Actually, we would be far better off without it, Tamny argues. Banks, like all other businesses, need the discipline of profit and loss; when they lose money, they ought to go out of business to release the resources they are using badly so that other enterprises can put them to better use. “For the government to prop up what the markets don’t want, it must punish the companies that markets do want,” he writes.
Besides that, banks that find themselves short of cash have options besides borrowing from the Fed. If that was ever a justification for the Fed, it certainly isn’t any longer.
What the Fed “accomplishes” is to keep down the cost of government borrowing so that politicians can continue their innumerable plans for buying votes and transforming the nation according to their visions. It has done that, Tamny writes, by extracting trillions from the banking system so it could buy federal debt and mortgage-backed securities. That is to say, it enables the political class to transfer scarce resources away from the competitive, productive sector of the economy and into their favored uses. That makes the nation poorer.
Americans would be far better off if they could get rid of the Fed, completely deregulate the financial industry, and return to sound money that can’t be manipulated for short-run political gains. That means restoring the constitutional money, which is gold.

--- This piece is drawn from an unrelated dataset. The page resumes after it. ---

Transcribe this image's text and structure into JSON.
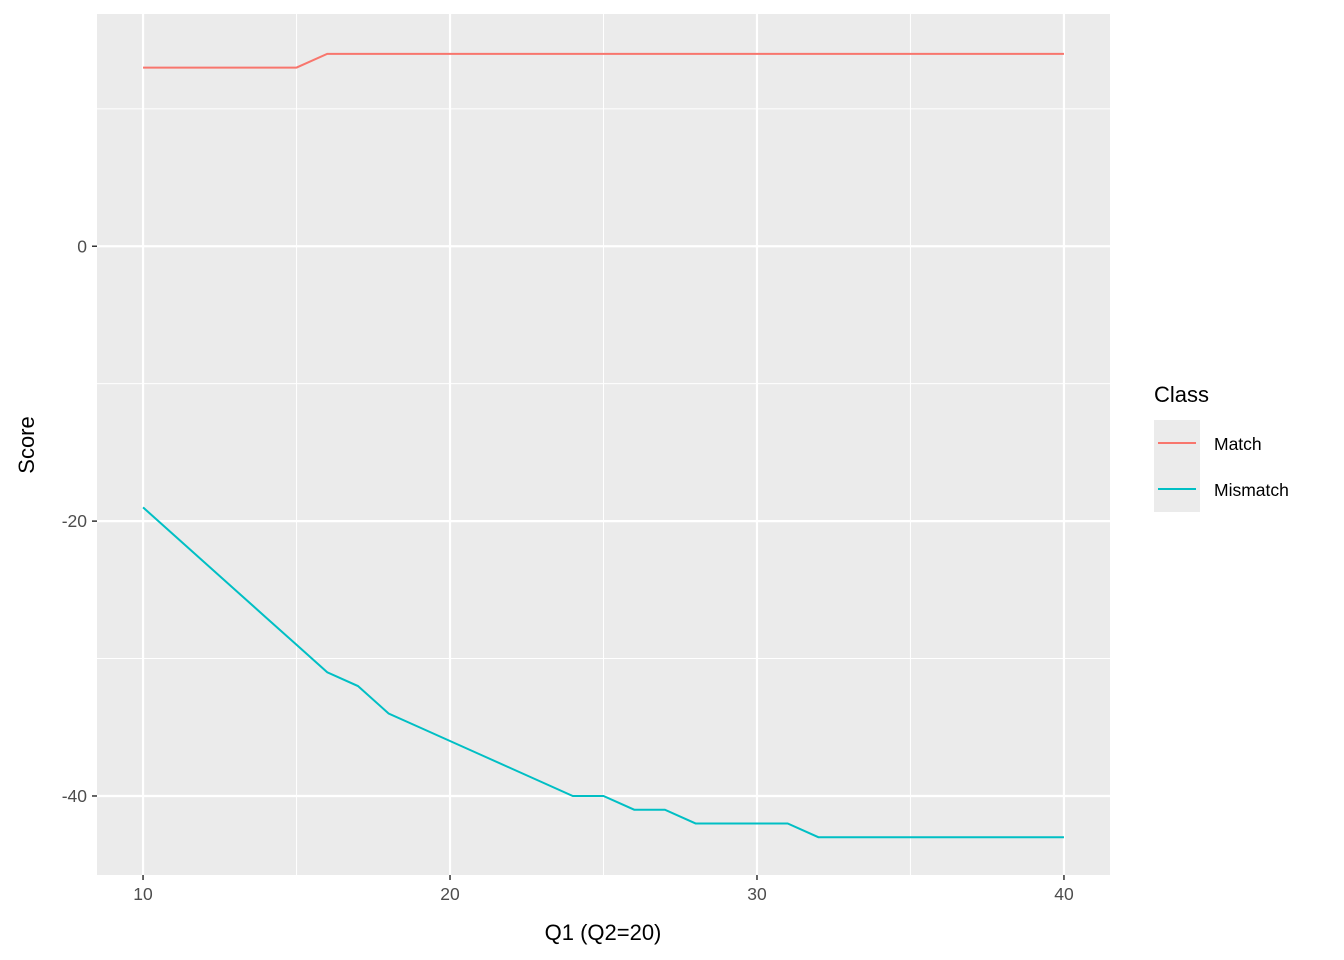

Who Needs the Fed? is a wonderfully, endlessly iconoclastic book. Each and every page challenges the conventional economic thinking, including some conventional Austrian thinking. While Austrian economists have largely pinned the blame for the recent housing bubble on the Fed’s “easy credit” policies, Tamny points out that there were housing bubbles in the past when the Fed was not pushing interest rates as low as possible. His explanation is that when the Fed drives down the value of the dollar, it attracts capital into seemingly safe but not very productive sectors such as housing. (Among Tamny’s insights is that housing really is not an investment, but a consumption item.)
If you want to be prepared to make the strongest, most radical arguments against government economic meddling of all kinds, this is a book you must read.